Title:Closed $\text{SL}(3,\mathbb{C})$-structures on nilmanifolds

Abstract:A closed $\text{SL}(3,\mathbb{C})$-structure on an oriented 6-manifold is given by a closed definite 3-form $\rho$. In this paper we study two special types of closed $\text{SL}(3,\mathbb{C})$-structures. First we consider closed $\text{SL}(3,\mathbb{C})$-structures $\rho$ which are mean convex, i.e. such that $d( J_{\rho} \rho)$ is a semi-positive $(2,2)$-form, where $J_{\rho}$ denotes the induced almost complex structure. This notion was introduced by Donaldson in relation to $\text{G}_2$-manifolds with boundary and as a generalization of nearly-Kähler structures. In particular, we classify nilmanifolds which carry an invariant mean convex closed $\text{SL}(3,\mathbb{C})$-structure. A classification of nilmanifolds admitting invariant mean convex half-flat $\text{SU}(3)$-structures is also given and the behaviour with respect to the Hitchin flow equations is studied.
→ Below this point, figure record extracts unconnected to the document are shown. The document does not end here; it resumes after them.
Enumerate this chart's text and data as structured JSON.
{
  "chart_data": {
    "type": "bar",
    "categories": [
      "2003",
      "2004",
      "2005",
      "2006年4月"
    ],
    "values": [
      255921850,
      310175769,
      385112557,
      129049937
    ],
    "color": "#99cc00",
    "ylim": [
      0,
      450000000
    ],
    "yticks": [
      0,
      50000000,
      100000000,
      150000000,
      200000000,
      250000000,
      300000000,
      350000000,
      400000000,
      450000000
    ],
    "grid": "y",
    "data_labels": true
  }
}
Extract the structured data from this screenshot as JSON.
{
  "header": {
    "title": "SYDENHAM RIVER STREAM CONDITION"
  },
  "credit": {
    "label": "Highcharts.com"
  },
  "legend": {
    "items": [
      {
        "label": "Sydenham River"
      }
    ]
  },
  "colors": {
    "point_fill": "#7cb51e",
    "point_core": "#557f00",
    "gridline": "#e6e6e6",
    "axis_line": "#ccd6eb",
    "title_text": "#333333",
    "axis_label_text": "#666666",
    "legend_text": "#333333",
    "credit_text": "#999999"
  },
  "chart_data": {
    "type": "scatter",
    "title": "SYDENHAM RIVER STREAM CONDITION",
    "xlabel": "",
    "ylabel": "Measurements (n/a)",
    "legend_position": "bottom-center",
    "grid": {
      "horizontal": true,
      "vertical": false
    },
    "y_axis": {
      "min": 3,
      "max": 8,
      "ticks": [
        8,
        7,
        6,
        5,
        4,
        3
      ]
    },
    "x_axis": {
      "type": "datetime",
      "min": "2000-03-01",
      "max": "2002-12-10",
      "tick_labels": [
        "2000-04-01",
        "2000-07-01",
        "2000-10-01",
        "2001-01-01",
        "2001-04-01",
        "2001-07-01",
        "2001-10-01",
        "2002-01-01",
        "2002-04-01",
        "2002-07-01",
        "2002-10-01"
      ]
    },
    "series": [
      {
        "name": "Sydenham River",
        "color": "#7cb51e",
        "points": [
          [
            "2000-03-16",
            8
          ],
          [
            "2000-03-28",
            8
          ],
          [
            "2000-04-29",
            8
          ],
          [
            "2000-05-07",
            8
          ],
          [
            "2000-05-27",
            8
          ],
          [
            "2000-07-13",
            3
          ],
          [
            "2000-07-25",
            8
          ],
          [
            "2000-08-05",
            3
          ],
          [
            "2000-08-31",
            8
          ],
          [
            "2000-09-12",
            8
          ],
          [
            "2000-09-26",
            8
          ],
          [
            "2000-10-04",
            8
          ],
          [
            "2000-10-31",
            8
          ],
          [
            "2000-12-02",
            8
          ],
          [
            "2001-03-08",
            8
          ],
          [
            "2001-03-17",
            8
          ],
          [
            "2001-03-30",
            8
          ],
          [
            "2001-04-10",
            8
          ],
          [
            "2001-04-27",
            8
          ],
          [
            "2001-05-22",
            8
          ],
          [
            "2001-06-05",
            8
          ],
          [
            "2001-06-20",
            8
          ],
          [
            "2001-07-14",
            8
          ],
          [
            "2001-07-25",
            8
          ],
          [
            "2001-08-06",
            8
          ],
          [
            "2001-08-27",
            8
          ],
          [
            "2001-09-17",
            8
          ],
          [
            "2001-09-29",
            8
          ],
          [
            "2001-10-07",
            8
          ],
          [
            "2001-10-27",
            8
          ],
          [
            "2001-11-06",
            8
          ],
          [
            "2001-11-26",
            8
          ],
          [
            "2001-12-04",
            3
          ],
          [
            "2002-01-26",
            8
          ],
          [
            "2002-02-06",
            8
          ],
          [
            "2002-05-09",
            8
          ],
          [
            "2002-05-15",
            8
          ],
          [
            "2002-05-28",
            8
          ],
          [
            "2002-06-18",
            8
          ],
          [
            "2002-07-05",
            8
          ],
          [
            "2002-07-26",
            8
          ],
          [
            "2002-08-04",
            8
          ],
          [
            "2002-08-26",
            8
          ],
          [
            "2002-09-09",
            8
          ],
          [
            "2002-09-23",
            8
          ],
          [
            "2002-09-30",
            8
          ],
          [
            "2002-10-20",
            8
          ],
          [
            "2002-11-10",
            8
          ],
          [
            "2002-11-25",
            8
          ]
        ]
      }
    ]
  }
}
Then we examine closed $\text{SL}(3,\mathbb{C})$-structures which are tamed by a symplectic form $\Omega$, i.e. such that $\Omega(X, J_{\rho} X)>0$ for each non-zero vector field $X$. In particular, we show that if a solvmanifold admits an invariant tamed closed $\text{SL}(3,\mathbb{C})$-structure, then it has also an invariant symplectic half-flat $\text{SU}(3)$-structure.